NetBSD Problem Report #55800

From kim@tac.gw.fi  Tue Nov 10 08:39:52 2020
Return-Path: <kim@tac.gw.fi>
Received: from mail.netbsd.org (mail.netbsd.org [199.233.217.200])
	(using TLSv1.2 with cipher ECDHE-RSA-AES256-GCM-SHA384 (256/256 bits))
	(Client CN "mail.NetBSD.org", Issuer "mail.NetBSD.org CA" (not verified))
	by mollari.NetBSD.org (Postfix) with ESMTPS id A655A1A9246
	for <gnats-bugs@gnats.NetBSD.org>; Tue, 10 Nov 2020 08:39:52 +0000 (UTC)
Message-Id: <20201110083944.E8A1794179@rendez-vous.gw.fi>
Date: Tue, 10 Nov 2020 10:39:44 +0200 (EET)

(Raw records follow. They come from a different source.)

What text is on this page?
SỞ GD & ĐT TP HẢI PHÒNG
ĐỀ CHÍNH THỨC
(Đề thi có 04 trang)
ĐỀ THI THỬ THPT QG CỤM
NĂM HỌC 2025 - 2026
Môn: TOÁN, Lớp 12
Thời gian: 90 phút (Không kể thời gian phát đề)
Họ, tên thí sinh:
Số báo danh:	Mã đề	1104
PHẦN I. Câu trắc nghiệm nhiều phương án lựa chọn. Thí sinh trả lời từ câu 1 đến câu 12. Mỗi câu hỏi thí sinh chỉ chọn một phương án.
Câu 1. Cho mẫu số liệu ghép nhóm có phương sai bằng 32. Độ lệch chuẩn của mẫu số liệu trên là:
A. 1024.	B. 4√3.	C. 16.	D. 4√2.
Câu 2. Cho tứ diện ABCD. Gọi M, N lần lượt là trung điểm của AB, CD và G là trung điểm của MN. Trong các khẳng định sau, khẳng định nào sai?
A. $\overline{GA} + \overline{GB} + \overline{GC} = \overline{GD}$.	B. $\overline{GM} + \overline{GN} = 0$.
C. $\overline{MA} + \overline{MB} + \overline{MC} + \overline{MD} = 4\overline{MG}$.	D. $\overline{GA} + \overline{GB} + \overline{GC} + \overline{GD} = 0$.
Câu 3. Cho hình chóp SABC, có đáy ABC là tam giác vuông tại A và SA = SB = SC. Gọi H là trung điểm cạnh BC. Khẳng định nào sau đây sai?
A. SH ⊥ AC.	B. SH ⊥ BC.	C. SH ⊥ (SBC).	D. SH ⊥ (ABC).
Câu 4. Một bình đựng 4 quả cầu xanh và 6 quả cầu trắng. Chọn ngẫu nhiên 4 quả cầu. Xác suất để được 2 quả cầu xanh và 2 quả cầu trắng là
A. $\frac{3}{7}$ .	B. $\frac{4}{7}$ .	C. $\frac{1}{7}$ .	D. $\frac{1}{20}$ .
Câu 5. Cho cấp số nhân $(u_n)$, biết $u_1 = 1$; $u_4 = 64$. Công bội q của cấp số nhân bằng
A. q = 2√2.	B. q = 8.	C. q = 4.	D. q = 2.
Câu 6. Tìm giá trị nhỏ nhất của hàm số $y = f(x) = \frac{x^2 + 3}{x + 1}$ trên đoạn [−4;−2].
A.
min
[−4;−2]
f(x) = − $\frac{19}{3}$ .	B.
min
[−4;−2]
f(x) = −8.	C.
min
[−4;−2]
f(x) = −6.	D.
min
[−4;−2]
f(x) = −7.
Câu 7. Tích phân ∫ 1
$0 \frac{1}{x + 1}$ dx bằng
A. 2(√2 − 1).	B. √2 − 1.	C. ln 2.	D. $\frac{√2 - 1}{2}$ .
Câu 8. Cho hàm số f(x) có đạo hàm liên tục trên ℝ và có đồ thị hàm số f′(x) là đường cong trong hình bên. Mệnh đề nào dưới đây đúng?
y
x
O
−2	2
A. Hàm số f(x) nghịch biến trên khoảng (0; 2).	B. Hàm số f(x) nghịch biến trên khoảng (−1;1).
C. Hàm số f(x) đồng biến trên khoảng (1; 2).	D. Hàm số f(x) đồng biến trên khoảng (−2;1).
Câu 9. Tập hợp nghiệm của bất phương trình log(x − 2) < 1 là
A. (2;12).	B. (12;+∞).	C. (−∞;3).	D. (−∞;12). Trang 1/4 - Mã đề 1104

From: kim@netbsd.org (Kimmo Suominen)
Reply-To:
To: gnats-bugs@NetBSD.org
Subject: Data transfers stall when SACK is enabled
X-Send-Pr-Version: 3.95

>Number:         55800
>Category:       kern
>Synopsis:       Data transfers stall when SACK is enabled
>Confidential:   no
>Severity:       critical
>Priority:       high
>Responsible:    kern-bug-people
>State:          open
>Class:          sw-bug
>Submitter-Id:   net
>Arrival-Date:   Tue Nov 10 08:40:00 +0000 2020
>Last-Modified:  Tue Nov 22 09:15:01 +0000 2022
>Originator:     kim@netbsd.org (Kimmo Suominen)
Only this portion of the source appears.